Kein Verfahren gegen HSV-Profi Jatta: Ende einer Kampagne

Das Amtsgericht Altona lehnt eine Verfahrenseröffnung gegen HSV-Profi Bakery Jatta ab. Die Staatsanwaltschaft warf ihm Identitätsbetrug vor.

Bakery Jatta mit erhobenen Armen auf dem Spielfeld

Nicht mehr im Fokus der Justiz: Bakery Jatta kann sich wieder auf den Fußball konzentrieren Foto: Christian Charisius/dpa

Der Beschluss des Amtsgerichts Hamburg-Altona wirft kein gutes Licht auf die ermittelnden Behörden. „Die Staatsanwaltschaft ist jeglichen gerichtsverwertbaren Nachweis einer Geburt des Angeschuldigten am 6. 11. 1995 schuldig geblieben“, heißt es in der Erklärung vom Montag. Die Hamburger Behörde hatte Bakery Jatta, dem Fußballprofi des Hamburger SV, vorgeworfen, sich mit einer falschen Identität unter dem Namen eines Bakary Daffeh drei Jahre jünger gemacht und sich so als Minderjähriger eine Aufenthaltsgenehmigung im Sommer 2015 erschlichen zu haben. Das Gericht lehnte aber nun die Eröffnung des Hauptverfahrens wegen mangelhafter Beweise ab. Die Staatskasse muss für die bisherigen Kosten aufkommen.

Kosten und Mühen hatte die Staatsanwaltschaft wahrlich nicht gescheut, um Jatta aus Gambia einen angeblichen Identitätsbetrug nachzuweisen. Sogar eine Durchsuchung der Google-Zentrale in Kalifornien sei erwogen worden, erzählte Jattas Anwalt Thomas Bliwier der taz vor einem Jahr. Bei der Biologischen Anthropologie in Freiburg gab man ein Gutachten für die Identitätsklärung in Auftrag.

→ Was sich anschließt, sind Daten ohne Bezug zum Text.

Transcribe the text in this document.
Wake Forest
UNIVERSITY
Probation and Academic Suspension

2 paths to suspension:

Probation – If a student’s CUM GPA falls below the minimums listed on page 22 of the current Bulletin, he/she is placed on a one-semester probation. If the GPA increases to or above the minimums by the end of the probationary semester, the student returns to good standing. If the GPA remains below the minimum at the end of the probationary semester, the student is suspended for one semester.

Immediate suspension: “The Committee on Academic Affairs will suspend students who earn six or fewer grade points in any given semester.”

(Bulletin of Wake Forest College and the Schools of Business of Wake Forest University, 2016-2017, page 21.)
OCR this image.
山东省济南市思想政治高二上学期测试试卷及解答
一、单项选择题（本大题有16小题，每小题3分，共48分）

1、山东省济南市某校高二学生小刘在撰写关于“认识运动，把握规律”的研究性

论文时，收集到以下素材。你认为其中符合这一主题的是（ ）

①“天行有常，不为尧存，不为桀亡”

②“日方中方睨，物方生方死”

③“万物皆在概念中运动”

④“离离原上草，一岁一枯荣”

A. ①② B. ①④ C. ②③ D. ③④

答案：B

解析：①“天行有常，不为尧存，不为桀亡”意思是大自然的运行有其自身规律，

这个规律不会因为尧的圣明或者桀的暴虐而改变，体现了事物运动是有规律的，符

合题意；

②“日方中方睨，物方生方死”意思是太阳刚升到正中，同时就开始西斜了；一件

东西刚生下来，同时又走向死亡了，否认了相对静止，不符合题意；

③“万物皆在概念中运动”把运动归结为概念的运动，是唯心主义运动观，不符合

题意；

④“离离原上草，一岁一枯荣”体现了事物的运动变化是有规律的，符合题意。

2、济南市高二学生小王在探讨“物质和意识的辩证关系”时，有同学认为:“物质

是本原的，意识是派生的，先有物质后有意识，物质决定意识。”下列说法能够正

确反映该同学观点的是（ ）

All das konnte das Gericht aber nicht überzeugen. Es kommt zu dem Ergebnis: „Die Geburtsangabe fußt offensichtlich allein auf unüberprüften und überwiegend unüberprüfbaren Presseberichten und Internetrecherchen, die entsprechende Einträge ergeben haben sollen.“ Mit dieser Feststellung haben die Richter auch dem Springer-Verlag und dessen kampagnenhafter Verdachtsberichterstattung eine Ohrfeige erteilt. Im August 2019 hatte die Sport Bild trotz dünner Beweislage erstmals die Vermutung verbreitet, Jatta sei eigentlich Daffeh, und in der Folge eifrig die eigene These weiter genährt.

Der Umstand, dass Bild-Journalisten bei der Hausdurchsuchung von Jattas Haus im Juli 2020 vor Ort waren, warf früh Fragen zum Näheverhältnis zwischen Staatsanwaltschaft und Boulevardzeitung auf. So forderte am Dienstag auch Cansu Özdemir, die justizpolitische Sprecherin der Fraktion Die Linke, dazu mehr Aufklärung: „Der Verfolgungseifer der Staatsanwaltschaft lässt schwere Zweifel an deren Motiven und an der Rechtsstaatlichkeit aufkommen und die Durchstechereien von Informationen an die Bild-Zeitung haben ihre Integrität ernstlich in Frage gestellt.“ Özdemir sprach von einer „unwürdigen Hexenjagd“.

Das Freiburger Gutachten, das mit „höchster Wahrscheinlichkeit“ von einer Identität Jatta/Daffeh ausgeht, hält das Hamburger Gericht für unbedeutend, weil das angeblich frühere Geburtsdatum von Jatta/Daffeh durch Dokumente nicht hinreichend belegt werden konnte. Möglich wäre deshalb auch, dass Jatta sich in Gambia älter gemacht habe, um am Spielbetrieb der einheimischen Liga teilnehmen zu können.

Das Mindestalter ist dafür auf 16 Jahre festgeschrieben. Selbst wenn die Personenidentität von Jatta und Daffeh nachgewiesen werden könne, sei es unwahrscheinlich, ihm die vorsätzliche Benutzung eines falschen Geburtsdatums nachzuweisen. Die Eröffnung eines Hauptverfahrens müsse vermieden werden, wenn das Gericht aufgrund der bestehenden Beweislage der Nichtverurteilung eine deutlich höhere Wahrscheinlichkeit einräume. Genau dies, teilte das Amtsgericht Hamburg-Altona mit, sei im Fall Jatta so gegeben.